Code Explanation (NumPy Concepts)

np.random.normal(loc, scale, size): This is a powerful data generation tool. Instead of truly random numbers (which would look chaotic), it generates numbers along a bell curve. loc is the average (mean) temperature, scale is the standard deviation (how far temperatures typically swing from the average), and size is the number of data points (365).

Vectorization: Notice how np.round(raw_data, 1) applies to the entire array at once. In standard Python, you would have to write a for loop to round each number individually. NumPy pushes this operation down to highly optimized C-code, making it lightning-fast.

np.argmax(): This function is a lifesaver. Instead of just telling you what the highest number in the array is, it tells you where it is (its index position).

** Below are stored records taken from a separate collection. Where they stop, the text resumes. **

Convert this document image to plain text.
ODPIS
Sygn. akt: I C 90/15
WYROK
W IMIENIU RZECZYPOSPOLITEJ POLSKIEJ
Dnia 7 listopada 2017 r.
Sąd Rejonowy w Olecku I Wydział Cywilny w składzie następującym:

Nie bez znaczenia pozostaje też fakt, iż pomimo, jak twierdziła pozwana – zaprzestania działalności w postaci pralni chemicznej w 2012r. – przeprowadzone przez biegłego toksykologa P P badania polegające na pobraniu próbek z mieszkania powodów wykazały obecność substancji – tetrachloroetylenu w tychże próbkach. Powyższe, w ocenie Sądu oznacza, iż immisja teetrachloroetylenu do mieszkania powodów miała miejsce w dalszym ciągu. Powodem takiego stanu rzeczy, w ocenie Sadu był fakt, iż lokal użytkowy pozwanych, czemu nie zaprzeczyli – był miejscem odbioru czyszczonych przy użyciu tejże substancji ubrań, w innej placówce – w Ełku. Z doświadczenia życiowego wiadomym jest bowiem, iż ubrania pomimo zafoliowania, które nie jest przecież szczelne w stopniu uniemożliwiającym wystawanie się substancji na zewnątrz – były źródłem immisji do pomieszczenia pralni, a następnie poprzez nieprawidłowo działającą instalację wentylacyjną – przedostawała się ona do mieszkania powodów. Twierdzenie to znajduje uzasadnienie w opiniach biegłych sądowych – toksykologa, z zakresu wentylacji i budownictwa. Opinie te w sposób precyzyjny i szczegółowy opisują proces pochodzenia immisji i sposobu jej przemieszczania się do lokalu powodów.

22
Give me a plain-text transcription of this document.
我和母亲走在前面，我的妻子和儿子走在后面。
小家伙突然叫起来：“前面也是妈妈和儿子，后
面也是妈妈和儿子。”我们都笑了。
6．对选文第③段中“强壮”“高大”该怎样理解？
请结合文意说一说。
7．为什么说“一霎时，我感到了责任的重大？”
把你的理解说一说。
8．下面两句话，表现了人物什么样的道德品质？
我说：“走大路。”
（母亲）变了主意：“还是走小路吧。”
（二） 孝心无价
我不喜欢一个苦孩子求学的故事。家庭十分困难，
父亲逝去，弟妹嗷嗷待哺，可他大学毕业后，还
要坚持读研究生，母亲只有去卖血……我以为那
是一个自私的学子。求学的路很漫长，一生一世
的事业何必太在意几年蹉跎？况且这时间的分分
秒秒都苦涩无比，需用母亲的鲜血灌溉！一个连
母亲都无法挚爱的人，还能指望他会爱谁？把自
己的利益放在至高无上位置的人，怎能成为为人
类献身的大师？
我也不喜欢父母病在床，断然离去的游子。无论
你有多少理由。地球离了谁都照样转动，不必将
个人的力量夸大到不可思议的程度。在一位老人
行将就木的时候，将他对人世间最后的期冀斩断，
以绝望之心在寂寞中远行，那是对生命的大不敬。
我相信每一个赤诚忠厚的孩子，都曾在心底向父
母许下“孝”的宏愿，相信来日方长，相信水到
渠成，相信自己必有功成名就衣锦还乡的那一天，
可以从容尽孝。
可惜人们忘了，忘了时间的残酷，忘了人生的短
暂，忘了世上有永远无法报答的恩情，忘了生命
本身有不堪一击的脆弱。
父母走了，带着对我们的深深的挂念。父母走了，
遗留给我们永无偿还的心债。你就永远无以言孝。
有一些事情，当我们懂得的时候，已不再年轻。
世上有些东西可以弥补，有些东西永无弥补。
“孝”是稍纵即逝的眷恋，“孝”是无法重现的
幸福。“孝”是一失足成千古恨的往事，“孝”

Boolean Masking (temperatures[temperatures >= 30.0]): This is one of the most important concepts in NumPy. The inner expression temperatures >= 30.0 creates an array of True and False values. When you pass that back into the original bracket […], NumPy instantly filters out all the False values, leaving you with a sub-array of only the hot days.

Execution Guide

Install NumPy: Open your terminal or command prompt and run: pip install numpy

Save the file: Create a file named weather_analyzer.py and paste the code above.

Run the script: In your terminal, navigate to the folder where you saved the file and type: python weather_analyzer.py

Observe the Output: Every time you run the script, you will get slightly different results because the weather data is randomly generated, but it will always follow realistic statistical patterns!